The scientists thought the same method could be used to prompt the body to make any protein drug, like insulin or other hormones or some of the new diabetes drugs. Crucially, mRNA also could be used to make vaccines unlike any seen before.

Instead of injecting a piece of a virus into the body, doctors could inject mRNA that would instruct cells to briefly make that part of the virus.

“We talked to pharmaceutical companies and venture capitalists. No one cared,” Dr. Weissman said. “We were screaming a lot, but no one would listen.”

Eventually, though, two biotech companies took notice of the work: Moderna, in the United States, and BioNTech, in Germany. Pfizer partnered with BioNTech, and the two now help fund Dr. Weissman’s lab.

Soon clinical trials of an mRNA flu vaccine were underway, and there were efforts to build new vaccines against cytomegalovirus and the Zika virus, among others. Then came the coronavirus.

Researchers had known for 20 years that the crucial feature of any coronavirus is the spike protein sitting on its surface, which allows the virus to inject itself into human cells. It was a fat target for an mRNA vaccine.

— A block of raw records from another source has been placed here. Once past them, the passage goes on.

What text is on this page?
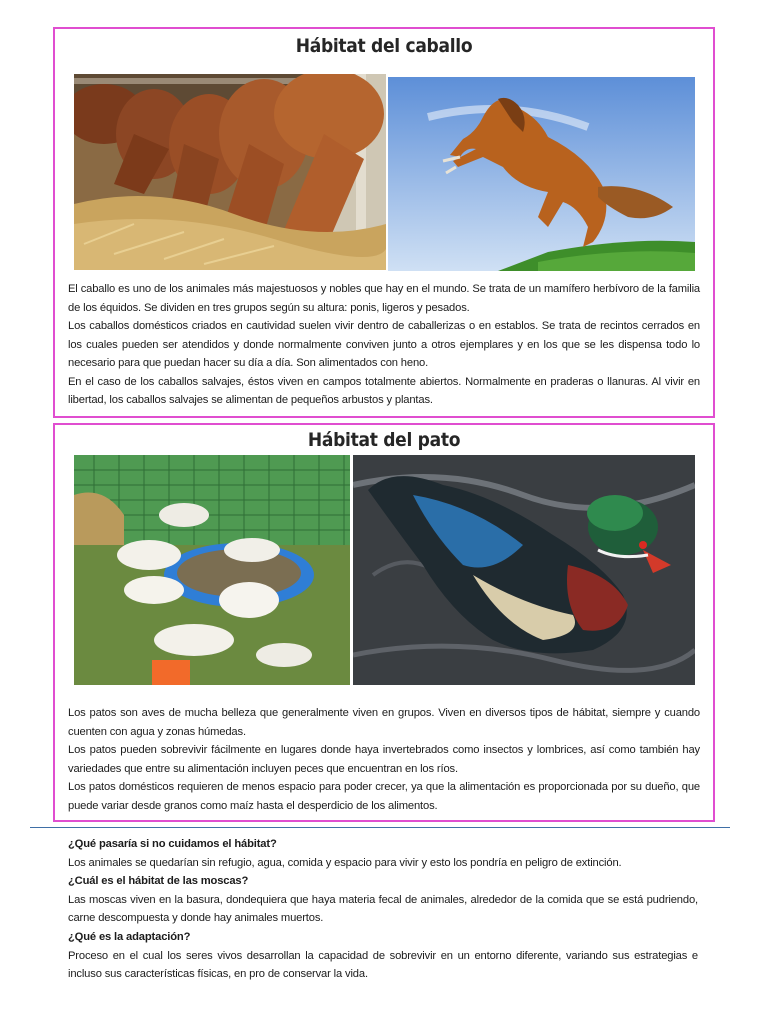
Hábitat del caballo

El caballo es uno de los animales más majestuosos y nobles que hay en el mundo. Se trata de un mamífero herbívoro de la familia de los équidos. Se dividen en tres grupos según su altura: ponis, ligeros y pesados.

Los caballos domésticos criados en cautividad suelen vivir dentro de caballerizas o en establos. Se trata de recintos cerrados en los cuales pueden ser atendidos y donde normalmente conviven junto a otros ejemplares y en los que se les dispensa todo lo necesario para que puedan hacer su día a día. Son alimentados con heno.

En el caso de los caballos salvajes, éstos viven en campos totalmente abiertos. Normalmente en praderas o llanuras. Al vivir en libertad, los caballos salvajes se alimentan de pequeños arbustos y plantas.

Hábitat del pato

Los patos son aves de mucha belleza que generalmente viven en grupos. Viven en diversos tipos de hábitat, siempre y cuando cuenten con agua y zonas húmedas.

Los patos pueden sobrevivir fácilmente en lugares donde haya invertebrados como insectos y lombrices, así como también hay variedades que entre su alimentación incluyen peces que encuentran en los ríos.

Los patos domésticos requieren de menos espacio para poder crecer, ya que la alimentación es proporcionada por su dueño, que puede variar desde granos como maíz hasta el desperdicio de los alimentos.

¿Qué pasaría si no cuidamos el hábitat?

Los animales se quedarían sin refugio, agua, comida y espacio para vivir y esto los pondría en peligro de extinción.

¿Cuál es el hábitat de las moscas?

Las moscas viven en la basura, dondequiera que haya materia fecal de animales, alrededor de la comida que se está pudriendo, carne descompuesta y donde hay animales muertos.

¿Qué es la adaptación?

Proceso en el cual los seres vivos desarrollan la capacidad de sobrevivir en un entorno diferente, variando sus estrategias e incluso sus características físicas, en pro de conservar la vida.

Chinese scientists posted the genetic sequence of the virus ravaging Wuhan in January 2020, and researchers everywhere went to work. BioNTech designed its mRNA vaccine in hours; Moderna designed its in two days.

The idea for both vaccines was to introduce mRNA into the body that would briefly instruct human cells to produce the coronavirus’s spike protein. The immune system would see the protein, recognize it as alien, and learn to attack the coronavirus if it ever appeared in the body.

The vaccines, though, needed a lipid bubble to encase the mRNA and carry it to the cells that it would enter. The vehicle came quickly, based on 25 years of work by multiple scientists, including Pieter Cullis of the University of British Columbia.

Scientists also needed to isolate the virus’s spike protein from the bounty of genetic data provided by Chinese researchers. Dr. Barney Graham, of the National Institutes of Health, and Jason McClellan, of the University of Texas at Austin, solved that problem in short order.

Testing the quickly designed vaccines required a monumental effort by companies and the National Institutes of Health. But Dr. Kariko had no doubts.

On Nov. 8, the first results of the Pfizer-BioNTech study came in, showing that the mRNA vaccine offered powerful immunity to the new virus. Dr. Kariko turned to her husband. “Oh, it works,” she said. “I thought so.”

To celebrate, she ate an entire box of Goobers chocolate-covered peanuts. By herself.

Dr. Weissman celebrated with his family, ordering takeout dinner from an Italian restaurant, “with wine,” he said. Deep down, he was awed.

“My dream was always that we develop something in the lab that helps people,” Dr. Weissman said. “I’ve satisfied my life’s dream.”

Dr. Kariko and Dr. Weissman were vaccinated on Dec. 18 at the University of Pennsylvania. Their inoculations turned into a press event, and as the cameras flashed, she began to feel uncharacteristically overwhelmed.

A senior administrator told the doctors and nurses rolling up their sleeves for shots that the scientists whose research made the vaccine possible were present, and they all clapped. Dr. Kariko wept.

Things could have gone so differently, for the scientists and for the world, Dr. Langer said. “There are probably many people like her who failed,” he said.